Liability for loss of life
Cybersecurity experts warn government and corporate leaders that they could be held financially or legally liable if breaches of computerized systems they oversee are found to have had a human impact.
“In the U.S., the FBI, NSA and Cybersecurity and Infrastructure Security Agency (CISA) have already increased the frequency and details provided around threats to critical infrastructure-related systems, most of which are owned by private industry,” Katell Thielemann, research vice president at Gartner, said in a report in September 2020. “Soon, CEOs won’t be able to plead ignorance or retreat behind insurance policies.”
The firm estimated that the financial impact of cyber-physical security attacks resulting in fatalities will surpass $50 billion within a few years.
“Even without taking the actual value of a human life into the equation,” Gartner concluded, “the costs for organizations in terms of compensation, litigation, insurance, regulatory fines and reputation loss will be significant.”
Who are the hackers?
While ransomware attacks dominate the headlines, Mayorkas has begun sounding the alarm about cyber intrusions such as the one in Florida in which money wasn’t the primary motive.
“U.S. cybersecurity officials have long known that water facilities and other critical infrastructure have been vulnerable for many, many years,” a senior DHS official said on condition of anonymity. “What made this one different was that there was an intruder who consciously exploited that vulnerability with malicious intent.
“It is also significant because it is one of the few incidents where malicious cyberactivity is crossing the line and can actually threaten the lives of people,” the official said, by increasing the level of potentially toxic chemicals in the water supply, for instance.

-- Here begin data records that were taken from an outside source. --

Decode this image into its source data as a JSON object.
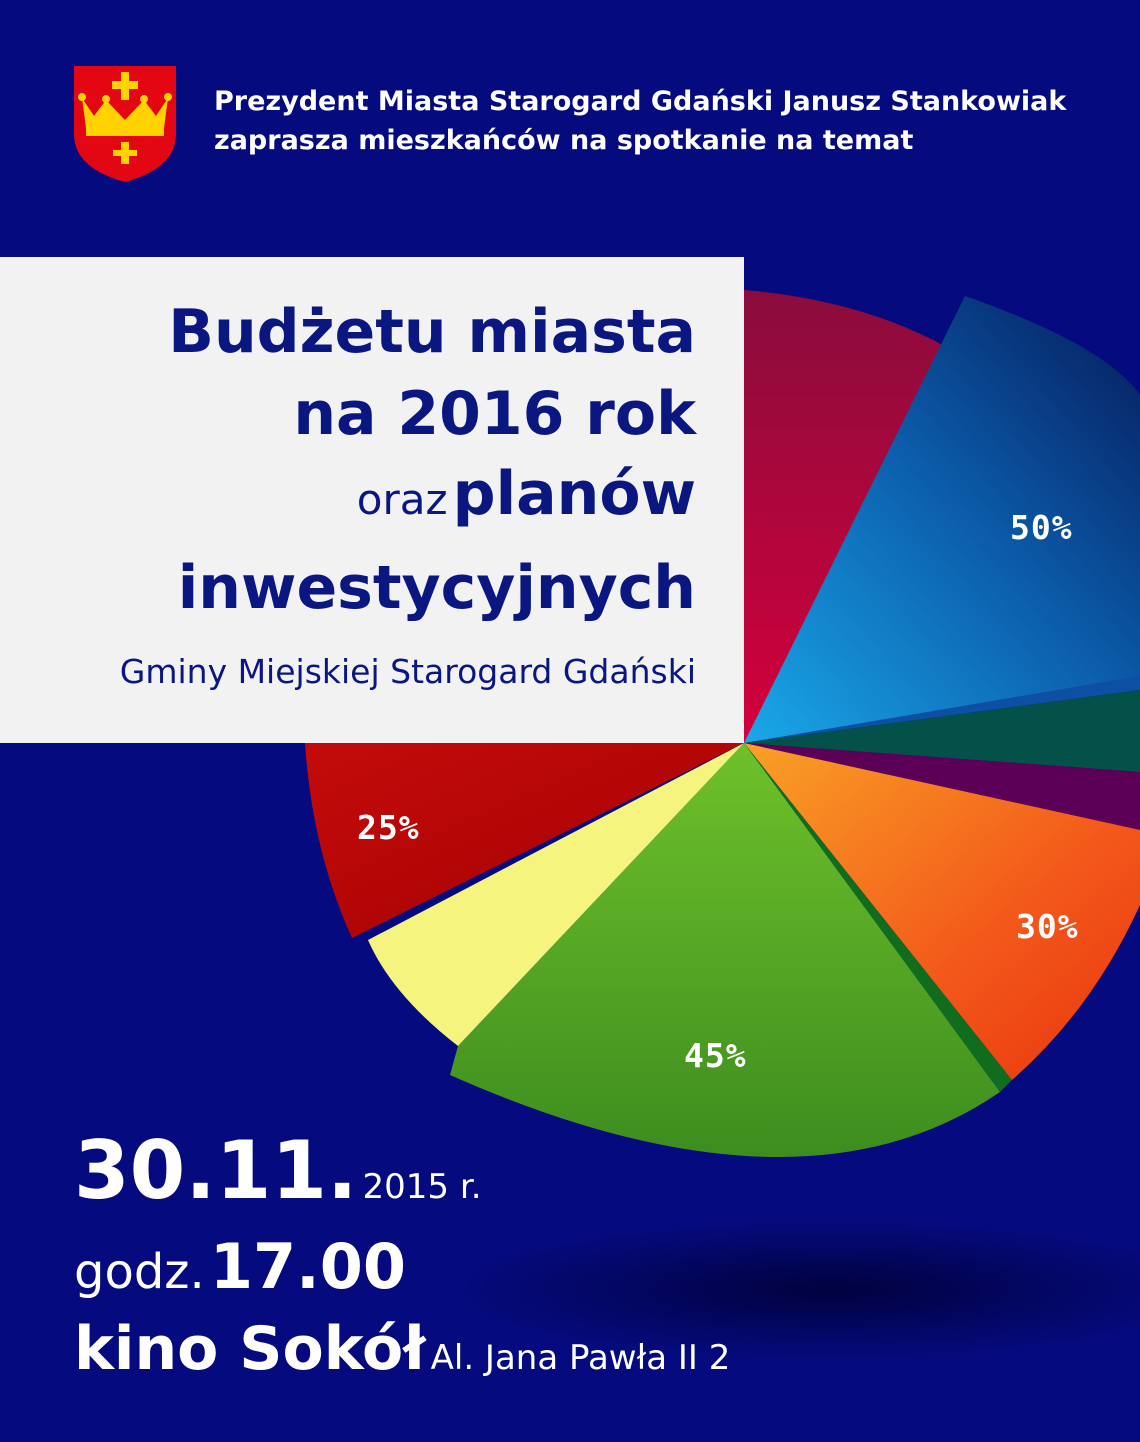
{
  "header": {
    "line1": "Prezydent Miasta Starogard Gdański Janusz Stankowiak",
    "line2": "zaprasza mieszkańców na spotkanie na temat"
  },
  "title": {
    "line1": "Budżetu miasta",
    "line2": "na 2016 rok",
    "line3_small": "oraz",
    "line3_big": "planów",
    "line4": "inwestycyjnych",
    "subtitle": "Gminy Miejskiej Starogard Gdański"
  },
  "pie_labels": {
    "blue": "50%",
    "red": "25%",
    "orange": "30%",
    "green": "45%"
  },
  "event": {
    "date_big": "30.11.",
    "date_year": "2015 r.",
    "time_prefix": "godz.",
    "time": "17.00",
    "venue": "kino Sokół",
    "address": "Al. Jana Pawła II 2"
  },
  "colors": {
    "background": "#050a7e",
    "title_box": "#f2f2f3",
    "title_text": "#0a1780",
    "crest_red": "#e30613",
    "crest_gold": "#ffd200"
  }
}
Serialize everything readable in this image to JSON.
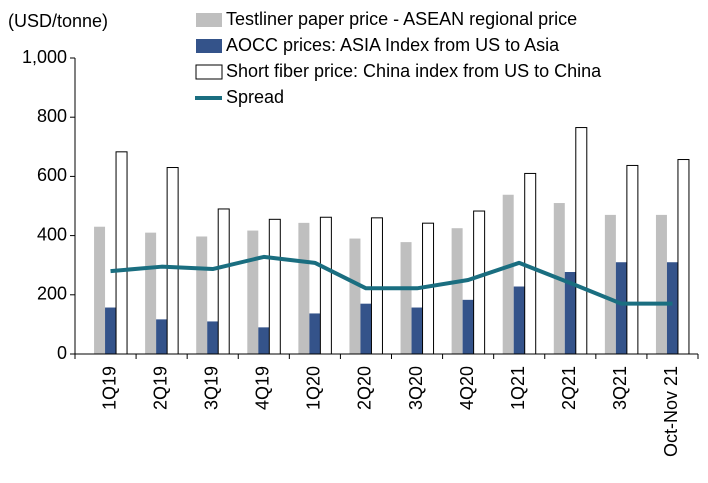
{
  "chart_data": {
    "type": "bar",
    "y_label": "(USD/tonne)",
    "categories": [
      "1Q19",
      "2Q19",
      "3Q19",
      "4Q19",
      "1Q20",
      "2Q20",
      "3Q20",
      "4Q20",
      "1Q21",
      "2Q21",
      "3Q21",
      "Oct-Nov 21"
    ],
    "series": [
      {
        "name": "Testliner paper price - ASEAN regional price",
        "type": "bar",
        "color": "#bfbfbf",
        "values": [
          430,
          410,
          397,
          417,
          443,
          390,
          378,
          425,
          538,
          510,
          470,
          470
        ]
      },
      {
        "name": "AOCC prices: ASIA Index from US to Asia",
        "type": "bar",
        "color": "#34538a",
        "values": [
          157,
          117,
          110,
          90,
          137,
          170,
          157,
          183,
          228,
          277,
          310,
          310
        ]
      },
      {
        "name": "Short fiber price: China index from US to China",
        "type": "bar",
        "color": "#ffffff",
        "values": [
          683,
          630,
          490,
          455,
          462,
          460,
          442,
          483,
          610,
          765,
          637,
          657
        ]
      },
      {
        "name": "Spread",
        "type": "line",
        "color": "#1a6e80",
        "values": [
          280,
          295,
          287,
          328,
          308,
          222,
          222,
          250,
          308,
          240,
          170,
          170
        ]
      }
    ],
    "ylim": [
      0,
      1000
    ],
    "yticks": [
      0,
      200,
      400,
      600,
      800,
      {
        "value": 1000,
        "label": "1,000"
      }
    ],
    "grid": false
  }
}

He said Mayorkas has mentioned the attack in meetings with state and local security officials.
Homeland Security officials would not comment on who might have been behind the Florida attack, including whether it was linked to a foreign power.
Several nations, including Iran, Russia and China, have penetrated elements of critical U.S. infrastructure, but there have been few instances of them taking any action.
U.S. officials suspect more foreign governments and nonstate actors are engaging in malicious cyberactivity – sometimes together – in ways that make it nearly impossible to attribute the attacks or to determine whether they were driven by profit, political motives or both.
In 2015, an Iranian hacktivist group claimed responsibility for a cyberattack two years earlier that gave it access to the control system for a dam in the suburbs of New York. In a criminal indictment, the Justice Department said seven Iranian hackers penetrated the computer-guided controls of the dam on behalf of that country’s military-affiliated Revolutionary Guards Corps as part of a broader cyberattack against 46 of the largest U.S. financial institutions.
DHS officials told USA TODAY that the water treatment facility indicated that the malicious actor attempted to change chemical mixtures to unsafe levels as part of the water treatment process. An operator detected the changes and corrected the system before it affected the water supply, the officials said.
“Independent of who was behind it, the fact that someone decided to exploit that vulnerability and was able to do it means that other attackers would be able to do it as well,” a DHS official said.